Founded in 2010, Showpo is a Sydney-based online retailer offering clothing and accessories predominantly to a young, female market. The women’s clothing e-tailer already offers a number of shipping services to cater to its customers’ varying needs, including same-day and Saturday delivery in Sydney’s CBD, express post, and standard shipping services.

But, when it comes to one-hour shipping, Lu isn’t sure there is a big enough market or demand for it among her young, generally tech-savvy audience, or that it’s entirely viable logistically speaking.

“One-hour shipping seems quite difficult with the current infrastructure available to Aussie retailers, given it takes almost an hour to ship from most warehouses into the CBD,” she says.

Although, Lu believes one-hour shipping could potentially be offered by “local bricks-and-mortar stores that have [stock available in-store].” Although, she still questions the necessity of this service, because of how easily consumers can get the same service through initiatives like Airtasker, minus the extra strain one-hour shipping would put on retailers themselves.

“You can achieve [this] yourself anyway by sending out an Airtasker. I’ve sent one out to get me Hollywood tape and KFC before.”

Dean Salakas, Co-CEO at The Party People and Advisory Board Member at Online Retailer

Dean Salakas on Shark Tank

Dean Salakas, Co-CEO at The Party People

Salakas easily has the most optimistic view on one-hour shipping out of the retailers Power Retail spoke to, as according to The Party People’s Co-CEO, “it already exists – at least to some extent.”

“Something like delivering balloons… it already has a life on it,” he says. While he acknowledges that successfully implementing a wide-scale fast delivery network is not without its challenges, he also thinks the most important thing is that customers are given choice.

“I’m all for customer choice, rather than worrying too much about complexity – give them as much choice as possible.

“We already offer quite a few delivery services, with regular, same-day and express all in the mix”, he says, “but other shipping services add value… there’s a huge market for a one-hour delivery window”.

Presently, Salakas says that warehouse staff usually pick an order on the same-day, if an order is placed before 11 am, and that order will be shipped by 4 pm.

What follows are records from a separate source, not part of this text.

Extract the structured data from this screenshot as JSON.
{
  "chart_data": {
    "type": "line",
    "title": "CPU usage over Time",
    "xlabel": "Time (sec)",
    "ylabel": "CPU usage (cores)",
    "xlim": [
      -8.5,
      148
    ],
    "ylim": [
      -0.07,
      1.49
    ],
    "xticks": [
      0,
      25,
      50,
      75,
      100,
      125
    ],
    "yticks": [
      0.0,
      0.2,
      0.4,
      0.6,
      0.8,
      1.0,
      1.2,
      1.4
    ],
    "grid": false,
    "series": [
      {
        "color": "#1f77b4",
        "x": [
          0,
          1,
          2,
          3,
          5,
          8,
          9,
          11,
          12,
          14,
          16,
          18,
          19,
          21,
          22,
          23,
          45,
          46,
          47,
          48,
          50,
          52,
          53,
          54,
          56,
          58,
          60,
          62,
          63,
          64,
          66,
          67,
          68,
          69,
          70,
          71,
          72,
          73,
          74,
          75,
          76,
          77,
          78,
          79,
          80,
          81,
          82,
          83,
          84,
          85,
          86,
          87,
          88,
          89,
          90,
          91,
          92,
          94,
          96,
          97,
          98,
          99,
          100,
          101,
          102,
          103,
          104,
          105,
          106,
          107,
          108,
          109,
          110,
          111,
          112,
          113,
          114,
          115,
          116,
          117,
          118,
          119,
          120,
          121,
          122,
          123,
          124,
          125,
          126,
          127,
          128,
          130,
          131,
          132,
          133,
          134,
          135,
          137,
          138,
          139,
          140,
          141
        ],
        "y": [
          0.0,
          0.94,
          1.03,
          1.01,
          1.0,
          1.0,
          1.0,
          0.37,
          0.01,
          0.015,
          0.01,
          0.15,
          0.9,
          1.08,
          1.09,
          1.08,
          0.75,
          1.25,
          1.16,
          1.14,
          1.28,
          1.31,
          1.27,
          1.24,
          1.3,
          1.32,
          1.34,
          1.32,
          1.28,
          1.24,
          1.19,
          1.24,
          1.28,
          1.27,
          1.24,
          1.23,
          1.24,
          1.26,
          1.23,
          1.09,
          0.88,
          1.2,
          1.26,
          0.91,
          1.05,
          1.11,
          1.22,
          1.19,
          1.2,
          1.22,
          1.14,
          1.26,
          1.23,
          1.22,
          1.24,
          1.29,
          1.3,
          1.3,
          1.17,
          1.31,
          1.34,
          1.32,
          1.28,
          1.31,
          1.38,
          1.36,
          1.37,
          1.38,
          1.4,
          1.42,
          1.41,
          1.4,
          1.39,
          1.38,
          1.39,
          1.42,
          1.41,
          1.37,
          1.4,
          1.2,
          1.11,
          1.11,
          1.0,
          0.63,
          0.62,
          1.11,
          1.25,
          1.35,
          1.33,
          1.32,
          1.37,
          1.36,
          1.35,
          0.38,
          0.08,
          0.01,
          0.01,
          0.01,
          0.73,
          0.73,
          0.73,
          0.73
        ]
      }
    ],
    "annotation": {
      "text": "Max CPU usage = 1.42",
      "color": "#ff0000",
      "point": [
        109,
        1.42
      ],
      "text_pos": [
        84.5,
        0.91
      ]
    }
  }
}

To pick a typical order of party supplies, which he says could be arund 20-30 items, staff often take 30-minutes.

“I think it’s just over 50 percent of our order volume is already express, so providing a one-hour shipping service, wouldn’t put that much of an extra strain on our existing staff. I don’t think we would have to hire extra workers unless the service was to really take off.”

Salakas also says that the business wouldn’t necessarily have to carry the extra cost of providing extremely fast delivery, as it could be passed on “customers will pay for the privilege of ordering and getting it straight away”.

For peace of mind, allowing the status of their delivery is clearly communicated, Salakas is confident that throwing the extra delivery option in the mix will ultimately help retailers thrive in a competitive market.

“Customers are always asking for options, it’s just the question of whether it’s commercial to provide the options they want. But, when it comes down to it, if you’re not offering the best customer experience, you’ll end up missing out on sales and that will hurt you in a competitive market.”